Greenwich Village Building in Danger of Collapse Due to Nearby Demolition

Greenwich Village, Manhattan

The building at left was vacated after cracks resulted from demotion of the townhouse two doors down (image via Google Maps).

May 22, 2023 — Fiasco highlights of iron-clad licensing agreements for co-op and condo boards.

Lawyers always advise their co-op and condo board clients to negotiate an iron-clad licensing agreement with neighboring buildings if either party embarks on a renovation or construction project. The importance of those agreements, also called access agreements, is playing out dramatically right now in Greenwich Village.

The developer Madison Realty Capital demolished a pair of side-by-side rowhouses on Lower Fifth Avenue last year and began excavation work on the site to make way for a 19-story, 14-unit condominium tower designed by the star architect Robert A.M. Stern. But as the work progressed, The New York Post reports, cracks began to appear in interior and exterior walls of modest 14-unit rental building two doors down, at the corner of Fifth Avenue and West Eighth Street.
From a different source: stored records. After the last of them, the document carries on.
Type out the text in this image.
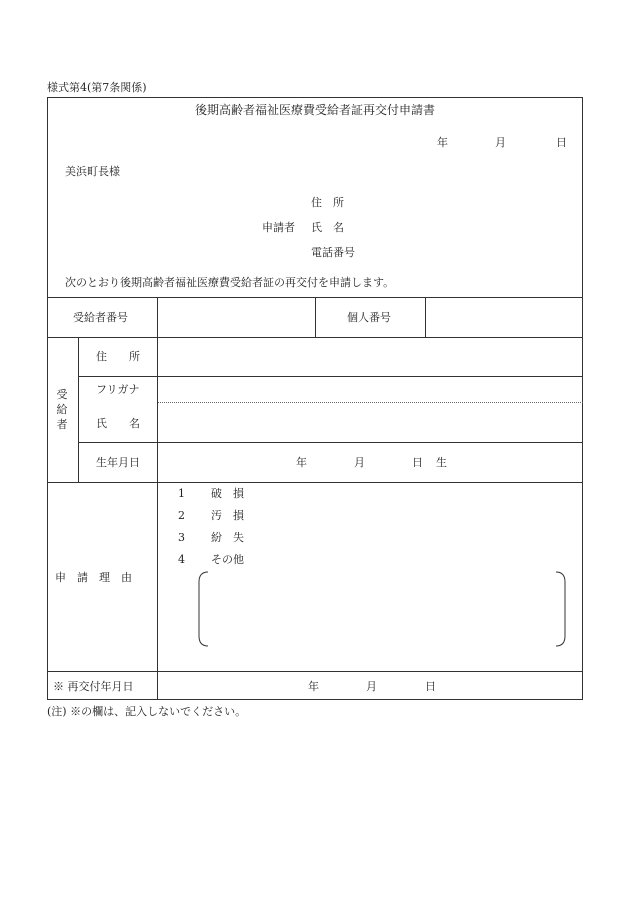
様式第4(第7条関係)
後期高齢者福祉医療費受給者証再交付申請書
年	月	日
美浜町長様
住　所
申請者 氏　名
電話番号
次のとおり後期高齢者福祉医療費受給者証の再交付を申請します。
受給者番号	個人番号
受
給
者
住　　所
フリガナ
氏　　名
生年月日	年	月	日 生
申　請　理　由
1 破　損
2 汚　損
3 紛　失
4 その他
※ 再交付年月日	年	月	日
(注) ※の欄は、記入しないでください。
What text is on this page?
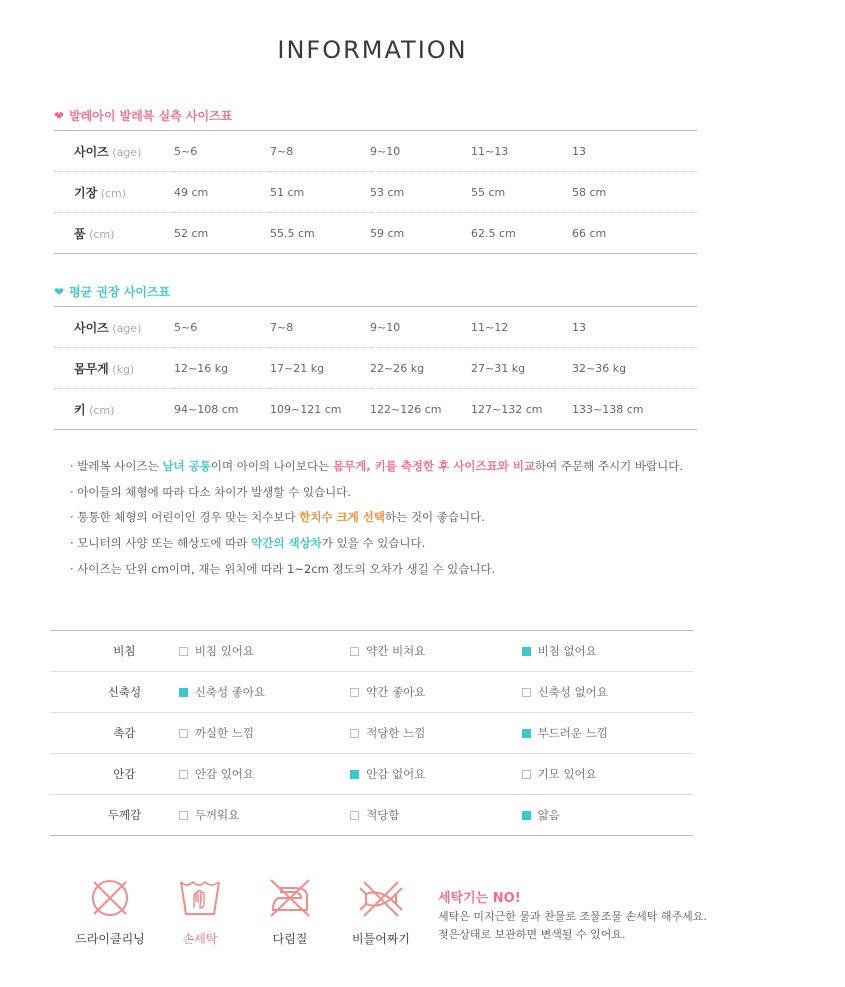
INFORMATION
❤ 발레아이 발레복 실측 사이즈표
사이즈 (age)	5~6	7~8	9~10	11~13	13
기장 (cm)	49 cm	51 cm	53 cm	55 cm	58 cm
품 (cm)	52 cm	55.5 cm	59 cm	62.5 cm	66 cm
❤ 평균 권장 사이즈표
사이즈 (age)	5~6	7~8	9~10	11~12	13
몸무게 (kg)	12~16 kg	17~21 kg	22~26 kg	27~31 kg	32~36 kg
키 (cm)	94~108 cm	109~121 cm	122~126 cm	127~132 cm	133~138 cm
· 발레복 사이즈는 남녀 공통이며 아이의 나이보다는 몸무게, 키를 측정한 후 사이즈표와 비교하여 주문해 주시기 바랍니다.
· 아이들의 체형에 따라 다소 차이가 발생할 수 있습니다.
· 통통한 체형의 어린이인 경우 맞는 치수보다 한치수 크게 선택하는 것이 좋습니다.
· 모니터의 사양 또는 해상도에 따라 약간의 색상차가 있을 수 있습니다.
· 사이즈는 단위 cm이며, 재는 위치에 따라 1~2cm 정도의 오차가 생길 수 있습니다.
비침	비침 있어요	약간 비쳐요	비침 없어요
신축성	신축성 좋아요	약간 좋아요	신축성 없어요
촉감	까실한 느낌	적당한 느낌	부드러운 느낌
안감	안감 있어요	안감 없어요	기모 있어요
두께감	두꺼워요	적당함	얇음
드라이클리닝	손세탁	다림질	비틀어짜기
세탁기는 NO!
세탁은 미지근한 물과 찬물로 조물조물 손세탁 해주세요.
젖은상태로 보관하면 변색될 수 있어요.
In mid-December 2022, tenants notified management of interior cracks. “The corner of a wall was separating and you could feel a draft,” one tenant said. The situation worsened. On Feb. 18, 2023, “the building was raining little brownstone chunks,” one tenant said. A passerby alerted authorities.

Early that morning, tenants awakened to find the building swarming with firefighters and building inspectors. By nightfall, a vacate order was placed on the front of the building and residents were given two hours to pack and leave. Most went to nearby hotels. Ten-day hotel stays were funded by Madison Realty Capital, according to a spokesperson. When the payments stopped, tenants scattered among friends, relatives and other temporary options for housing. Some tenants with renter’s insurance said their policies didn’t pay for additional living expenses, since “imminent collapse” was not a covered peril.

Cracks on the building's facade ran from the first floor to the parapet, and the building suffered from “separation of brownstone lintels” and “floor deflection,” according to the Department of Buildings (DOB) website. “An approximately three-inch separation had formed at the fifth floor level” between the vacated building and its next-door neighbor at 12 Fifth Ave., said Andrew Rudansky, a DOB spokesman. Oddly enough, that building, which is directly adjacent to the demolition/excavation site, did not suffer structural damage.

“I’ve always felt for homeless people,” said one former tenant of the vacated building. “May this never happen to you in your lifetime.”

Translation for co-op and condo boards: before a developer goes to work next door, sit down and work out a licensing agreement.